The Katras Area is located in the northern part of Jharia coalfield. National Highway 18 (old number NH 32) / (locally popular as Dhanbad-Bokaro Highway) runs 3 km to the south of the Area. National Highway 19 (old number NH 2)/ Grand Trunk Road runs 6.5 km north of the Area.

==Mining activity==
- Salanpur colliery is a departmentally operated mixed mine having both underground and open cast mines. It has a mineable reserve of 16.310 million tonnes.
- Amalgamated Angarpathra-Ramkanali colliery is a departmentally operated underground mine. It has a mineable reserve of 64.384 million tonnes.
- Amalgamated West Mudidih-Keshalpur colliery is a departmentally operated mixed mine having both underground and open cast mines. It has a mineable reserve of 40.987 million tonnes.
- Katras Choitudih colliery is a departmentally operated underground mine. It has a mineable reserve of 67.700 million tonnes.
- Chandore, Kantapahari and Gaslitand are hired patches.

==Mining plan==
An overview of the proposed mining activity plan in Cluster IV, a group of 5 mines in the Katras Area, as of 2012, is as follows:

1. Salanpur colliery is an operating underground mine. With a normative annual production capacity of 0.15 million tonnes per year and peak annual production capacity of 0.195 million tonnes per year, it had an expected life of over 30 years.
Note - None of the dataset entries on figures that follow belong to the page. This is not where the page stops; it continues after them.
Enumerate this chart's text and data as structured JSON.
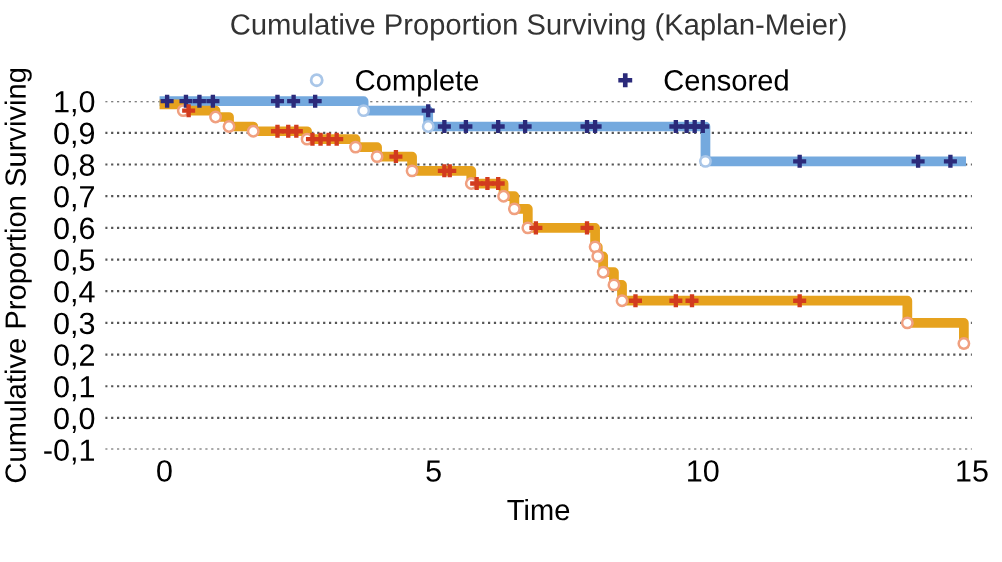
{
  "chart_data": {
    "type": "step",
    "title": "Cumulative Proportion Surviving (Kaplan-Meier)",
    "xlabel": "Time",
    "ylabel": "Cumulative Proportion Surviving",
    "series": [
      {
        "color": "#74a9de",
        "x": [
          0,
          3.7,
          4.9,
          10.05,
          14.8
        ],
        "values": [
          1.0,
          0.97,
          0.92,
          0.81,
          0.81
        ]
      },
      {
        "color": "#e6a21e",
        "x": [
          0,
          0.35,
          0.95,
          1.2,
          1.65,
          2.65,
          3.55,
          3.95,
          4.6,
          5.7,
          6.3,
          6.5,
          6.75,
          8.0,
          8.05,
          8.15,
          8.35,
          8.5,
          13.8,
          14.85
        ],
        "values": [
          0.99,
          0.97,
          0.95,
          0.92,
          0.905,
          0.88,
          0.855,
          0.825,
          0.78,
          0.74,
          0.7,
          0.66,
          0.6,
          0.54,
          0.51,
          0.46,
          0.42,
          0.37,
          0.3,
          0.235
        ]
      },
      {
        "type": "scatter",
        "name": "Complete",
        "marker": "circle",
        "x": [
          3.7,
          4.9,
          10.05,
          0.35,
          0.95,
          1.2,
          1.65,
          2.65,
          3.55,
          3.95,
          4.6,
          5.7,
          6.3,
          6.5,
          6.75,
          8.0,
          8.05,
          8.15,
          8.35,
          8.5,
          13.8,
          14.85
        ],
        "values": [
          0.97,
          0.92,
          0.81,
          0.97,
          0.95,
          0.92,
          0.905,
          0.88,
          0.855,
          0.825,
          0.78,
          0.74,
          0.7,
          0.66,
          0.6,
          0.54,
          0.51,
          0.46,
          0.42,
          0.37,
          0.3,
          0.235
        ],
        "colors": [
          "#a9c6e8",
          "#a9c6e8",
          "#a9c6e8",
          "#f0a080",
          "#f0a080",
          "#f0a080",
          "#f0a080",
          "#f0a080",
          "#f0a080",
          "#f0a080",
          "#f0a080",
          "#f0a080",
          "#f0a080",
          "#f0a080",
          "#f0a080",
          "#f0a080",
          "#f0a080",
          "#f0a080",
          "#f0a080",
          "#f0a080",
          "#f0a080",
          "#f0a080"
        ]
      },
      {
        "type": "scatter",
        "name": "Censored",
        "marker": "cross",
        "x": [
          0.05,
          0.4,
          0.65,
          0.9,
          2.1,
          2.4,
          2.8,
          4.9,
          5.2,
          5.6,
          6.2,
          6.7,
          7.85,
          8.0,
          9.5,
          9.7,
          9.85,
          10.0,
          11.8,
          14.0,
          14.6,
          0.45,
          2.1,
          2.3,
          2.45,
          2.75,
          2.9,
          3.05,
          3.2,
          4.3,
          5.2,
          5.3,
          5.8,
          6.0,
          6.2,
          6.9,
          7.85,
          8.75,
          9.5,
          9.8,
          11.8
        ],
        "values": [
          1.0,
          1.0,
          1.0,
          1.0,
          1.0,
          1.0,
          1.0,
          0.97,
          0.92,
          0.92,
          0.92,
          0.92,
          0.92,
          0.92,
          0.92,
          0.92,
          0.92,
          0.92,
          0.81,
          0.81,
          0.81,
          0.97,
          0.905,
          0.905,
          0.905,
          0.88,
          0.88,
          0.88,
          0.88,
          0.825,
          0.78,
          0.78,
          0.74,
          0.74,
          0.74,
          0.6,
          0.6,
          0.37,
          0.37,
          0.37,
          0.37
        ],
        "colors": [
          "#2b2a7a",
          "#2b2a7a",
          "#2b2a7a",
          "#2b2a7a",
          "#2b2a7a",
          "#2b2a7a",
          "#2b2a7a",
          "#2b2a7a",
          "#2b2a7a",
          "#2b2a7a",
          "#2b2a7a",
          "#2b2a7a",
          "#2b2a7a",
          "#2b2a7a",
          "#2b2a7a",
          "#2b2a7a",
          "#2b2a7a",
          "#2b2a7a",
          "#2b2a7a",
          "#2b2a7a",
          "#2b2a7a",
          "#d23b1e",
          "#d23b1e",
          "#d23b1e",
          "#d23b1e",
          "#d23b1e",
          "#d23b1e",
          "#d23b1e",
          "#d23b1e",
          "#d23b1e",
          "#d23b1e",
          "#d23b1e",
          "#d23b1e",
          "#d23b1e",
          "#d23b1e",
          "#d23b1e",
          "#d23b1e",
          "#d23b1e",
          "#d23b1e",
          "#d23b1e",
          "#d23b1e"
        ]
      }
    ],
    "xlim": [
      -1.1,
      15
    ],
    "xticks": [
      0,
      5,
      10,
      15
    ],
    "ylim": [
      -0.1,
      1.0
    ],
    "yticks": [
      {
        "value": -0.1,
        "label": "-0,1"
      },
      {
        "value": 0.0,
        "label": "0,0"
      },
      {
        "value": 0.1,
        "label": "0,1"
      },
      {
        "value": 0.2,
        "label": "0,2"
      },
      {
        "value": 0.3,
        "label": "0,3"
      },
      {
        "value": 0.4,
        "label": "0,4"
      },
      {
        "value": 0.5,
        "label": "0,5"
      },
      {
        "value": 0.6,
        "label": "0,6"
      },
      {
        "value": 0.7,
        "label": "0,7"
      },
      {
        "value": 0.8,
        "label": "0,8"
      },
      {
        "value": 0.9,
        "label": "0,9"
      },
      {
        "value": 1.0,
        "label": "1,0"
      }
    ],
    "grid": "y",
    "legend": "top"
  }
}
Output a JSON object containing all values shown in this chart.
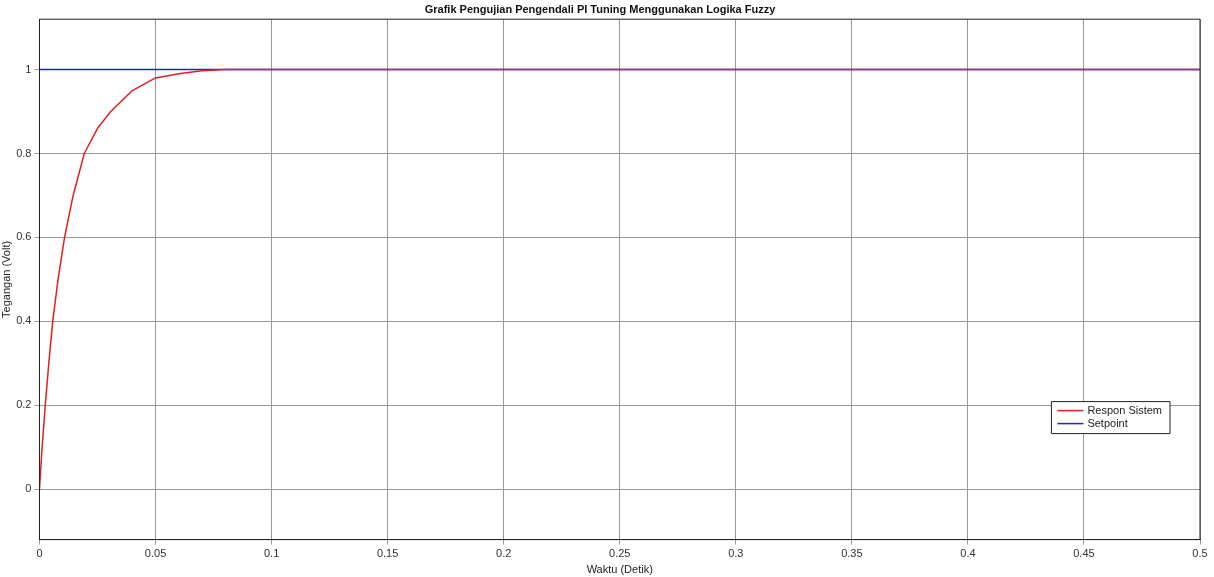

2. Katras Choitudih colliery is an operating underground mine. With a normative annual production capacity of 0.22 million tonnes per year and peak annual production capacity of 0.286 million tonnes per year, it had an expected life of over 30 years.

3.Amalgamated Keshalpur and West Mudidih colliery is an operating mine with both an underground and an opencast mine. The opencast mine has a normative annual production capacity of 2.0 million tonnes per year and peak annual production capacity of 2.6 million tonnes per year. The underground mine has a normative annual production capacity of 0.19 million tonnes per year and peak annual production capacity of 0.247 million tonnes per year. It had an expected life of over 30 years.

4. Amalgamated Angarpathra and Ramkanali colliery is an operating underground mine. With a normative annual production capacity of 0.291 million tonnes per year and peak annual production capacity of 0.378 million tonnes per year, it had an expected life of over 30 years.

5.Gaslitand colliery is a closed underground mine.

==Fire==
180,000 m^{2} of Gaslitand colliery, 280,000 m^{2} of Katras Choitudih Colliery and 280,000 m^{2} of Chandore patch in Amalgamated Keshalpur and West Mudidih colliery are affected by mining fire.